The Myth of Eight Glasses of Water a Day

The human body has around 100 trillion cells, and, believe it or not, 10 times that number of viruses and bacteria residing in it. Each cell operates intelligently, each organ acts intelligently and obviously, the entire organism acts intelligently. There are laws and principles which govern life, and indeed, govern health and disease.

Symptoms such as vomiting, diarrhoea, fevers, pain and inflammation all have survival value. The body is working as designed. These are reparative, remedial processes the body employs to keep itself clean and well.

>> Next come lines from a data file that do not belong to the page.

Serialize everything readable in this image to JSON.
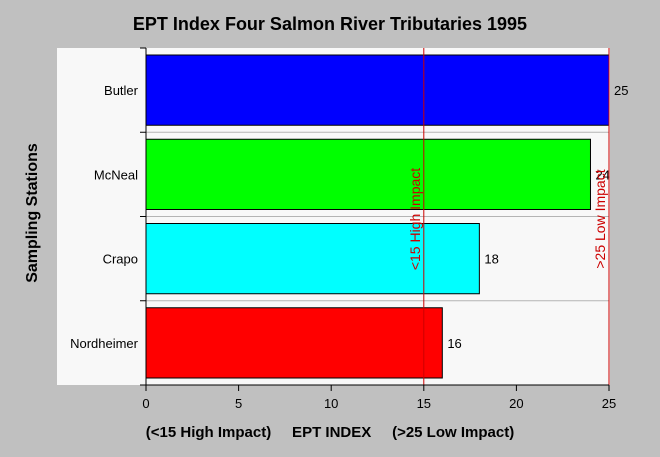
{
  "chart_data": {
    "type": "bar",
    "orientation": "horizontal",
    "title": "EPT Index Four Salmon River Tributaries 1995",
    "xlabel": "(<15 High Impact)     EPT INDEX     (>25 Low Impact)",
    "ylabel": "Sampling Stations",
    "categories": [
      "Butler",
      "McNeal",
      "Crapo",
      "Nordheimer"
    ],
    "values": [
      25,
      24,
      18,
      16
    ],
    "bar_colors": [
      "#0000ff",
      "#00ff00",
      "#00ffff",
      "#ff0000"
    ],
    "xlim": [
      0,
      25
    ],
    "xticks": [
      0,
      5,
      10,
      15,
      20,
      25
    ],
    "grid": "horizontal",
    "reference_lines": [
      {
        "value": 15,
        "label": "<15 High Impact",
        "color": "#cc0000"
      },
      {
        "value": 25,
        "label": ">25 Low Impact",
        "color": "#cc0000"
      }
    ]
  }
}
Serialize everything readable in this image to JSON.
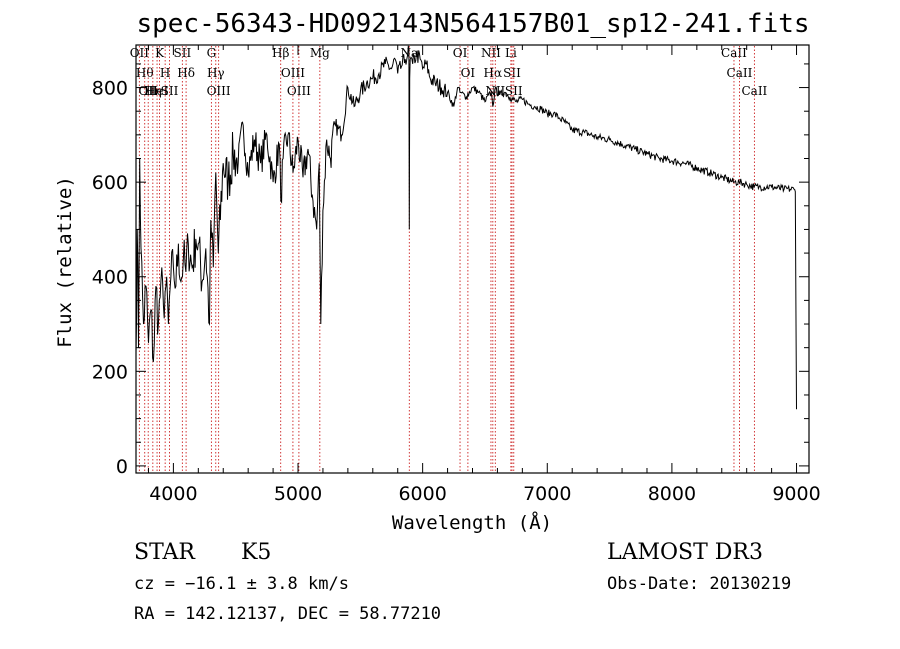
{
  "chart_data": {
    "type": "line",
    "title": "spec-56343-HD092143N564157B01_sp12-241.fits",
    "xlabel": "Wavelength (Å)",
    "ylabel": "Flux (relative)",
    "xlim": [
      3700,
      9100
    ],
    "ylim": [
      -15,
      890
    ],
    "x_ticks": [
      4000,
      5000,
      6000,
      7000,
      8000,
      9000
    ],
    "y_ticks": [
      0,
      200,
      400,
      600,
      800
    ],
    "grid": false,
    "series": [
      {
        "name": "spectrum",
        "x": [
          3700,
          3710,
          3720,
          3730,
          3740,
          3760,
          3780,
          3800,
          3820,
          3840,
          3860,
          3880,
          3900,
          3920,
          3940,
          3960,
          3980,
          4000,
          4020,
          4040,
          4060,
          4080,
          4100,
          4120,
          4150,
          4180,
          4200,
          4230,
          4260,
          4290,
          4300,
          4320,
          4340,
          4360,
          4400,
          4440,
          4480,
          4520,
          4560,
          4600,
          4650,
          4700,
          4750,
          4800,
          4850,
          4862,
          4880,
          4920,
          4960,
          5000,
          5040,
          5080,
          5120,
          5150,
          5170,
          5183,
          5200,
          5230,
          5260,
          5300,
          5350,
          5400,
          5450,
          5500,
          5550,
          5600,
          5650,
          5700,
          5750,
          5780,
          5800,
          5830,
          5860,
          5880,
          5890,
          5893,
          5896,
          5900,
          5920,
          5950,
          5980,
          6000,
          6030,
          6060,
          6100,
          6150,
          6200,
          6250,
          6280,
          6300,
          6350,
          6400,
          6450,
          6500,
          6550,
          6563,
          6580,
          6620,
          6660,
          6700,
          6750,
          6800,
          6850,
          6900,
          6950,
          7000,
          7050,
          7100,
          7150,
          7200,
          7300,
          7400,
          7500,
          7600,
          7700,
          7800,
          7900,
          8000,
          8100,
          8200,
          8300,
          8400,
          8500,
          8540,
          8600,
          8660,
          8700,
          8800,
          8900,
          8980,
          8990,
          9000
        ],
        "y": [
          240,
          500,
          250,
          650,
          460,
          300,
          380,
          260,
          330,
          220,
          380,
          300,
          390,
          340,
          380,
          300,
          400,
          420,
          380,
          470,
          390,
          440,
          410,
          470,
          420,
          480,
          470,
          390,
          460,
          300,
          520,
          420,
          620,
          450,
          640,
          600,
          660,
          640,
          720,
          620,
          690,
          640,
          700,
          600,
          680,
          560,
          650,
          700,
          620,
          690,
          610,
          670,
          560,
          500,
          640,
          300,
          540,
          690,
          650,
          720,
          700,
          800,
          760,
          790,
          810,
          820,
          830,
          850,
          840,
          860,
          830,
          845,
          860,
          870,
          880,
          500,
          820,
          860,
          850,
          870,
          860,
          840,
          850,
          820,
          810,
          800,
          790,
          760,
          800,
          790,
          780,
          800,
          790,
          770,
          790,
          760,
          795,
          785,
          790,
          780,
          770,
          775,
          765,
          760,
          755,
          745,
          745,
          735,
          725,
          710,
          705,
          695,
          690,
          680,
          670,
          660,
          650,
          645,
          640,
          630,
          620,
          610,
          600,
          600,
          595,
          590,
          590,
          590,
          585,
          585,
          580,
          120
        ]
      }
    ],
    "line_markers": [
      {
        "wl": 3727,
        "label": "OII"
      },
      {
        "wl": 3770,
        "label": "Hθ"
      },
      {
        "wl": 3798,
        "label": "OII"
      },
      {
        "wl": 3835,
        "label": "Hη"
      },
      {
        "wl": 3869,
        "label": "HeI"
      },
      {
        "wl": 3889,
        "label": "K"
      },
      {
        "wl": 3934,
        "label": "H"
      },
      {
        "wl": 3969,
        "label": "SII"
      },
      {
        "wl": 4072,
        "label": "SII"
      },
      {
        "wl": 4102,
        "label": "Hδ"
      },
      {
        "wl": 4305,
        "label": "G"
      },
      {
        "wl": 4340,
        "label": "Hγ"
      },
      {
        "wl": 4363,
        "label": "OIII"
      },
      {
        "wl": 4861,
        "label": "Hβ"
      },
      {
        "wl": 4959,
        "label": "OIII"
      },
      {
        "wl": 5007,
        "label": "OIII"
      },
      {
        "wl": 5175,
        "label": "Mg"
      },
      {
        "wl": 5893,
        "label": "Na"
      },
      {
        "wl": 6300,
        "label": "OI"
      },
      {
        "wl": 6363,
        "label": "OI"
      },
      {
        "wl": 6548,
        "label": "NII"
      },
      {
        "wl": 6563,
        "label": "Hα"
      },
      {
        "wl": 6583,
        "label": "NII"
      },
      {
        "wl": 6708,
        "label": "Li"
      },
      {
        "wl": 6717,
        "label": "SII"
      },
      {
        "wl": 6731,
        "label": "SII"
      },
      {
        "wl": 8498,
        "label": "CaII"
      },
      {
        "wl": 8542,
        "label": "CaII"
      },
      {
        "wl": 8662,
        "label": "CaII"
      }
    ]
  },
  "info": {
    "object_type": "STAR",
    "subclass": "K5",
    "survey": "LAMOST DR3",
    "cz": "cz = −16.1 ± 3.8 km/s",
    "obs_date": "Obs-Date: 20130219",
    "coords": "RA = 142.12137, DEC =  58.77210"
  }
}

Sometimes painful, but always having survival value.

Similarly, sensations such as hunger, thirst, tiredness, sleepiness etc all have survival value and are intelligently directed. They have been guiding humans for millions of years. Only recently were we told by supposed experts that these symptoms were wrong, and, in the case of fevers and inflammation, positively harmful.

There are however signs that a more enlightened approach is taking hold.

A document written by an enlightened dietician contains what is known as a medical reversal. A medical reversal is where a completely different recommendation is given, contrary to what has been the “party line” for decades. Whereas dieticians and many doctors have been saying for the past 15 years that we need to drink water all day because by the time we are thirsty we are already suffering dehydration, a recent article by Nicole Senior for the Glycemic Association, contradicts that view.

Agreeing with this view that we are overplaying the water recommendations, Dr Tim Noakes and Dr David Martin, from South Africa and the USA respectively, stated this : “it has been difficult to find any studies in which dehydration has been identified as the causative factor in even a single case of exercise-related heatstroke”

Indeed, drinking too much water, or water gorging, has been shown to cause hyponatremia, or low blood sodium, with serious and rarely, fatal consequences.

Their studies led to the USA Track and Field, the governing body of track and field, making major revisions to drinking guidelines for athletes (www.usatf.org). Instead of drinking as much as they can, the guidelines say, they should drink when they are thirsty. Dr Martin said these changes were revolutionary and overdue. Following on from this the International Marathon Medical Directors Association also reversed its stance. Drink when thirsty!

Dr Heinz Valtin, a physiologist from Dartmouth Medical College, said he could find no scientific support for the common advice for adults to drink at least 8 glasses of water a day.

“The benefits”, he said, “such as weight loss, relief of constipation and headaches, less fatigue and increased alertness, have no foundation in scientific studies”. Listen to your body, it gives accurate feedback if we look after it.

If thirsty, drink!

If hungry, eat!

If tired, rest and sleep!

If feverish, fast and rest!

This philosophy will serve you well.

It appears to be common sense, but common sense is not too common today.